Las figuras del ropero se tornaron de otro color. Un color mustio. Ese color era el color de los rostros putrefactos que invadían con su intrigante hedor los contornos de una habitación marchita.
Extrapolada a un mundo esquizofrénico, absorta en el silencio de un psicópata dispuesto a ejercer su maligna potestad, quiso huir más lejos. A donde ni siquiera el oxidado olor de las rejas la absorbiera. En su mente resonaba un eco lejano y triste que anunciaba un deceso local. Quiso volver los ojos pero dentro de ella encontró una excusa para quedarse sola:
               —mi papá ya no tarda, te recuerdo que no le gusta verte aquí hasta muy tarde.

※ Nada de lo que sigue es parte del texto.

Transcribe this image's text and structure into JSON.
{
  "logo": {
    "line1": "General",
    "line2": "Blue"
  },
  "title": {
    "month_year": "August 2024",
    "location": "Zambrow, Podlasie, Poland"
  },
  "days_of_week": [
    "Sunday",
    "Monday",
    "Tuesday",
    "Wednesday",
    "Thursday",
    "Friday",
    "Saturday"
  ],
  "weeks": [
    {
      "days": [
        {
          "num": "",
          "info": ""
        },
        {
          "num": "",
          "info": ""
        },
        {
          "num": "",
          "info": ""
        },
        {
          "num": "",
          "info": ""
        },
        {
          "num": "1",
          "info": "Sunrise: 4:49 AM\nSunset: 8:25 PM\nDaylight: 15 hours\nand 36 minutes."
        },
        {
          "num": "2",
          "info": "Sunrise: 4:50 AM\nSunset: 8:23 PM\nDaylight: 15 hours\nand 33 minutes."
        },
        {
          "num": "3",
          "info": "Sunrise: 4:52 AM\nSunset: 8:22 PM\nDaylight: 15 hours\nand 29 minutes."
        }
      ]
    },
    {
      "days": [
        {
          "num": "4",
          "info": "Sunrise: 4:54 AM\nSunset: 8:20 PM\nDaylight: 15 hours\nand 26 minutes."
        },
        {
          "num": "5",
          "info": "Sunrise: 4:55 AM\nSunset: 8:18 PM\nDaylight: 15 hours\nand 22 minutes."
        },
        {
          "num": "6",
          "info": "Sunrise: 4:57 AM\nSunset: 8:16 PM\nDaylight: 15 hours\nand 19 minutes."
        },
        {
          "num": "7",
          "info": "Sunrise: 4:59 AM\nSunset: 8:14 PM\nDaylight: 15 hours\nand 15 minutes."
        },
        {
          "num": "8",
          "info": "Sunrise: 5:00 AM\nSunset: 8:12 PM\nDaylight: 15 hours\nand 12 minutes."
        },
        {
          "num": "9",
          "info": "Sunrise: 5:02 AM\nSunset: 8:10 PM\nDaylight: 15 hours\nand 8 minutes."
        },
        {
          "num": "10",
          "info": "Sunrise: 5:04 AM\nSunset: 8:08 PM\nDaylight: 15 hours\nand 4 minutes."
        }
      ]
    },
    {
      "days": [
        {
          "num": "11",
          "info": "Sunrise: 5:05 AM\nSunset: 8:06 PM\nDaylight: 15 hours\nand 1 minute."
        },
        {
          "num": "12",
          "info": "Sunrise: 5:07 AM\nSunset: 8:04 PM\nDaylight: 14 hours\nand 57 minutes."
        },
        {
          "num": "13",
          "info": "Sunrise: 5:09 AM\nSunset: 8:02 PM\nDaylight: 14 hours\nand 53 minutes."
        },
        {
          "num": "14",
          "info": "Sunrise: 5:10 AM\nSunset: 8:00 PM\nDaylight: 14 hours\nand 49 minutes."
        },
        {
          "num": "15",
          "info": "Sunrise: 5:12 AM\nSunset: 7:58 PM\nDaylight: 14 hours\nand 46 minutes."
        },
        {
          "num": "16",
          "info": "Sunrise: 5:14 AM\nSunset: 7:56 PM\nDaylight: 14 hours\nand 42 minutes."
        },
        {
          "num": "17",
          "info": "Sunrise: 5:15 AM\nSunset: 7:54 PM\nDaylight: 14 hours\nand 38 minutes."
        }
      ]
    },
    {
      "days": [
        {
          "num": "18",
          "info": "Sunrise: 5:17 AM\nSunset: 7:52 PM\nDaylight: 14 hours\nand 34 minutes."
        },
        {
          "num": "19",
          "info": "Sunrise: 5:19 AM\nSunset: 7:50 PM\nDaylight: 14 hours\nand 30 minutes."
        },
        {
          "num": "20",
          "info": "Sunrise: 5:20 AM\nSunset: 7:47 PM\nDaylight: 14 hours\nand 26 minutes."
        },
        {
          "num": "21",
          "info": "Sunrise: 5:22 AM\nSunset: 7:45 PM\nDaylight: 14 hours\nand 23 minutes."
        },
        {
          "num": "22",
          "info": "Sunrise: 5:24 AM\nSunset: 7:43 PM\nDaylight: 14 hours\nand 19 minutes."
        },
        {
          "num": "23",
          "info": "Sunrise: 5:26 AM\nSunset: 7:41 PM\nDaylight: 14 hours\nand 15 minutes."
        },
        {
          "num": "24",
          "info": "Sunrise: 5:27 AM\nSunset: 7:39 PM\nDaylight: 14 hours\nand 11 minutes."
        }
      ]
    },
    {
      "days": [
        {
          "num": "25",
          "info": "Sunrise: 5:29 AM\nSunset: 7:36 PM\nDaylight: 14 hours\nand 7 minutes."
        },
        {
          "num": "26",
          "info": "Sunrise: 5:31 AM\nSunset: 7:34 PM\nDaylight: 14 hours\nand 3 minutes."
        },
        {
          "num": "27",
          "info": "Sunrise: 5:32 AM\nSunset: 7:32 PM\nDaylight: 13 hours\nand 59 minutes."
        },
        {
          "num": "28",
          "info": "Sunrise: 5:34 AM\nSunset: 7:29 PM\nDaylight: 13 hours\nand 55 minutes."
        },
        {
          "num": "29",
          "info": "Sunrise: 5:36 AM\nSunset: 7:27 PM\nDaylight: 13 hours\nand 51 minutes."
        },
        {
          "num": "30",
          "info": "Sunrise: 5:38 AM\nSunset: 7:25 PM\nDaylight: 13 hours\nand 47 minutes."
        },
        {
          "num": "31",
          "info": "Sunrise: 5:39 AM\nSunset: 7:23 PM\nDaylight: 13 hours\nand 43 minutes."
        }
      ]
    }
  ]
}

               —sólo somos un diminuto punto negro dentro del estiércol de una mano poderosa que exige ser venerada con fragmentos de cosas, cosas que se pudren Valentina; siente que no nos hemos aturdido a pesar de la melancólica huida de su ceremoniosa señoría, un día vamos a ir a dar a las noticias que anuncian la muerte enterrada en alguna fosa clandestina podrida por el pasar del tiempo. Creo que estamos destinados a partir de una manera fúnebre y…

Cuando escuchó que cerraba la puerta, un alivio pasajero recorrió su espalda. Cómo se podía ser tan serio con uno mismo. Se sintió abandonada, evacuada de su cuerpo. A caso y la noche traería consigo su espeluznante maldad o quizás una caricia del otoño. ¿Por qué había dejado suspendido ese “y” ignoto y espeso? Rápidamente echó un vistazo a sus cosas sobre el escritorio, al encontrar todo en orden, sólo cerró los ojos y dedicó una de esas sonrisas íntimas al silencio de su cuarto.